Modern parallel programming models perform their best under the particular patterns they are tuned to express and execute, such as OpenMP for fork/join and Cilk for divide-and-conquer patterns. In cases where the model does not fit the problem, shoehorning of the problem to the model leads to performance bottlenecks, for example by introducing unnecessary dependences. In addition, some of these models, like MPI, have a performance model which thinly veils a particular machine's parameters from the problem that is to be solved.
We postulate that an expressive parallel programming model should not over-constrain the problem it expresses and should not require the application programmer to code for the underlying machine and sacrifice portability. In our former work, we proposed the Data-Driven Tasks model, which constitutes expressive and portable parallelism by only requiring the application programmer to declare the inherent dependences of the application. In this work, we observe another instantiation of macro-dataflow, the Open Community Runtime (OCR) with work-stealing support for directed-acyclic graph (DAG) parallelism.
First, we assess the benefits of these macro-dataflow models over traditional fork/join models using work-stealing, where we match the performance of hand-tuned parallel libraries on today's architectures through DAG parallelism. Secondly, we address work-stealing granularity optimizations for DAG parallelism to address how work stealing can be extended to perform better under complex dependence graphs. Lastly, we observe the impact of locality optimizations for work-stealing runtimes for DAG-parallel applications.

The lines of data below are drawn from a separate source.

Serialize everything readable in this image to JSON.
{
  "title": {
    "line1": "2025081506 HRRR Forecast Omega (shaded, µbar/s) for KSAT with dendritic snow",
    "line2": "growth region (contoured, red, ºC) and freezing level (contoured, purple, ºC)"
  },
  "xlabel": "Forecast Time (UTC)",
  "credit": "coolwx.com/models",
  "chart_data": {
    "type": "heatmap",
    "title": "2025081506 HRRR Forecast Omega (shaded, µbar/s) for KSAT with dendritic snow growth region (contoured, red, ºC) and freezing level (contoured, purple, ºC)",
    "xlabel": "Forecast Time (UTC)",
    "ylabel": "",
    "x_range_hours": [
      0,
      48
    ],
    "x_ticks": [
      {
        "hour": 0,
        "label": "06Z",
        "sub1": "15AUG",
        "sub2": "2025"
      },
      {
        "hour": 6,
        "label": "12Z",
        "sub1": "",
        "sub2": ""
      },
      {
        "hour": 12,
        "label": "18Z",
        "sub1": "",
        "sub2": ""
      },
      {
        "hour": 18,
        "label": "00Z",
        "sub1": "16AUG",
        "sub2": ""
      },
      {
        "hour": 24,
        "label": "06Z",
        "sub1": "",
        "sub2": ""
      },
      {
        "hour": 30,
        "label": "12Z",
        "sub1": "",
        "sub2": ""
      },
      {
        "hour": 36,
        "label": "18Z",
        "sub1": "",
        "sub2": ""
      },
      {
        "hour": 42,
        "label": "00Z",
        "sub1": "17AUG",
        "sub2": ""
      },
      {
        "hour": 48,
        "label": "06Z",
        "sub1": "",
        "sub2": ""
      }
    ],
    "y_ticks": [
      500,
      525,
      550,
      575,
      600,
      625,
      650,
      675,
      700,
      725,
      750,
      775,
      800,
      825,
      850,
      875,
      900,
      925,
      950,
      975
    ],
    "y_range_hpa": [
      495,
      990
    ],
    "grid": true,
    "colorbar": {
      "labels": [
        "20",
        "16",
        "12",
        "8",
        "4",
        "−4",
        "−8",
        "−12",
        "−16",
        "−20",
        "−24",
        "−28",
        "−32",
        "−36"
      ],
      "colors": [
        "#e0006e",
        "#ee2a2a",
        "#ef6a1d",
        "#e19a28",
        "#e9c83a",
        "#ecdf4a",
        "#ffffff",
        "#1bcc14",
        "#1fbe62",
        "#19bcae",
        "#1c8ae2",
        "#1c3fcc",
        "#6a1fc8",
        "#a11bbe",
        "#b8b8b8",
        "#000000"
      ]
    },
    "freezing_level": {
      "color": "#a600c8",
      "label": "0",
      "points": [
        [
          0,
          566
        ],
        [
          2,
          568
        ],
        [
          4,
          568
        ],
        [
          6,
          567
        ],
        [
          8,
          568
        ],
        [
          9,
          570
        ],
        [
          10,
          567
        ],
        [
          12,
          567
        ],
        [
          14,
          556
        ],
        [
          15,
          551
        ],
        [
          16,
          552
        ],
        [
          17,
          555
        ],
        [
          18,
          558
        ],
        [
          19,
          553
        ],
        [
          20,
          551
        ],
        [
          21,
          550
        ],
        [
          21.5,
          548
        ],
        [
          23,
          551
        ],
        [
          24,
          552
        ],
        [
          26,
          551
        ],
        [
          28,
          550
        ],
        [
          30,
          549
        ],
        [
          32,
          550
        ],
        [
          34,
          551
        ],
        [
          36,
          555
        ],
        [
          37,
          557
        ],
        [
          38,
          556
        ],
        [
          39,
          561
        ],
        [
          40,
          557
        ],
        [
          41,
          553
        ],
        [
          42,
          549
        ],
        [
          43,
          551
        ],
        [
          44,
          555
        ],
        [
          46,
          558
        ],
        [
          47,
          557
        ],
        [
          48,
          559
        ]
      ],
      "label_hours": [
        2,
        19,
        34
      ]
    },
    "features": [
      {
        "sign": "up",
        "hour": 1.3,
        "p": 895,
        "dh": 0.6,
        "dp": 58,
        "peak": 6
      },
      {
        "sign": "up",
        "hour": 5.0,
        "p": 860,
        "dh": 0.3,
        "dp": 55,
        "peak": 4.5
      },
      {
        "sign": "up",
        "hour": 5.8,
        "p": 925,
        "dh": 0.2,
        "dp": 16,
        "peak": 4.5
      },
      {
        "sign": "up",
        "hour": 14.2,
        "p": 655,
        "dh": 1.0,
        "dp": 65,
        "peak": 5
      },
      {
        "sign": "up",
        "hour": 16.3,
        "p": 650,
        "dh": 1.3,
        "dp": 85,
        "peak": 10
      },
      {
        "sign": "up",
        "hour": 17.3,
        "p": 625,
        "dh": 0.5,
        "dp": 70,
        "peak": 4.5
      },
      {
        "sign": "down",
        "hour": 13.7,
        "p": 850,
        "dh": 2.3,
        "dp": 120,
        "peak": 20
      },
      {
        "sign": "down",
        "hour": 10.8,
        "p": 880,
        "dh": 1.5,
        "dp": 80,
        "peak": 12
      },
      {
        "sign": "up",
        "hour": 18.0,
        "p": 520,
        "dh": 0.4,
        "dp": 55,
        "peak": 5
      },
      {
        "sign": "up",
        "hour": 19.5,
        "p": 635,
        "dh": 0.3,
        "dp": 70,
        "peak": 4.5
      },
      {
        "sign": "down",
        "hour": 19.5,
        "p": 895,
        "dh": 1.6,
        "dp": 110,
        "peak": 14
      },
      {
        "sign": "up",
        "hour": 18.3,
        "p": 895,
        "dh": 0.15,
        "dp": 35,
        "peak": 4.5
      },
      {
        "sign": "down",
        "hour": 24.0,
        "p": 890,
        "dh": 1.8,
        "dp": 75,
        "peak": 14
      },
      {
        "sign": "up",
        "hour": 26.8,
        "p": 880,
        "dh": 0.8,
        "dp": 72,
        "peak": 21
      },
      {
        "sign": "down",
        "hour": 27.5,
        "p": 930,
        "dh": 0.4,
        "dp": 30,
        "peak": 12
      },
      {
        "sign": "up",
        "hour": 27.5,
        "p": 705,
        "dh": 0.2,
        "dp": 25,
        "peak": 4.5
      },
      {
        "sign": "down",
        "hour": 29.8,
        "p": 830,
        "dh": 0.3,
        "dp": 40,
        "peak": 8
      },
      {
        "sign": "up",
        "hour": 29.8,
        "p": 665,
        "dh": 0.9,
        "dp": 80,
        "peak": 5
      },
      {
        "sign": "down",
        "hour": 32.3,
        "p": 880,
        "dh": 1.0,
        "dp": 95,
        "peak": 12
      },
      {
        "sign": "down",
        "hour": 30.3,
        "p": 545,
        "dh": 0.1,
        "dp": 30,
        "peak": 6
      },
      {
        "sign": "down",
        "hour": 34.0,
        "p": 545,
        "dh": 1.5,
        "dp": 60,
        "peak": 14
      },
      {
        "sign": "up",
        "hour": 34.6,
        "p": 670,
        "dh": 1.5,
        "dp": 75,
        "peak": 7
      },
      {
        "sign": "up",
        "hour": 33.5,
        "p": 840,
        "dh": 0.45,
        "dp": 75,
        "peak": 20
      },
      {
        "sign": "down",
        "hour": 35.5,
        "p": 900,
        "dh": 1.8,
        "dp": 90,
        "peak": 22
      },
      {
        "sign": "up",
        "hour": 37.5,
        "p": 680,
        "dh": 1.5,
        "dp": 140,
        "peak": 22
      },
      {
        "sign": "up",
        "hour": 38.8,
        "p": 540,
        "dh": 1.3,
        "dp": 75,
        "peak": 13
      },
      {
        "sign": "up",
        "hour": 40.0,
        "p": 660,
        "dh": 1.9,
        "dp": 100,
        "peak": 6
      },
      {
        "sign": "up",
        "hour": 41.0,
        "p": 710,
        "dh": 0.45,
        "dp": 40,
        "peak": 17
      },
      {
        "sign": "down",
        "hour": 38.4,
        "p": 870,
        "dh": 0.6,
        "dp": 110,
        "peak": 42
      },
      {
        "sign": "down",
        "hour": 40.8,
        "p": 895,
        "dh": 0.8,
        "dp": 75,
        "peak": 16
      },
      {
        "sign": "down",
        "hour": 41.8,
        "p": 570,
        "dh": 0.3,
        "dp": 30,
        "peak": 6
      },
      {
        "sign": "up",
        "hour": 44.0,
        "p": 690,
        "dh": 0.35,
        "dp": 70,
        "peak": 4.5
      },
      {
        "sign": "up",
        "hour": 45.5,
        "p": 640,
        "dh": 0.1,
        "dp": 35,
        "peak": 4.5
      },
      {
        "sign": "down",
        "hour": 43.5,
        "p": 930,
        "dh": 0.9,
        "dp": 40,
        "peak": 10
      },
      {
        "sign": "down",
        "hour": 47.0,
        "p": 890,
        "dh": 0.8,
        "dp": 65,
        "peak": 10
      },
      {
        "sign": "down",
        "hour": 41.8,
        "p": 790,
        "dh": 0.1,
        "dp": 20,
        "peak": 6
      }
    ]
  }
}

On our path to exascale computations, the priority is shifting from minimizing latency to energy saving as the current trend makes powering an exascale machine very challenging. The trend of providing more parallelism to fit power budgets succeeds if applications can be declared to be more parallel and also scale. We argue that macro-dataflow is a framework that allows programmers to declare unconstrained parallelism. We provide an underlying work-stealing runtime to execute this framework for load balance and scalability, and propose heuristics to extend the default work-stealing approach to better perform with DAG parallel programs. We present our results on a multi-socket many-core machine and a many-core accelerator to showcase the feasibility of our approach on architectures signaling what future architectures may resemble.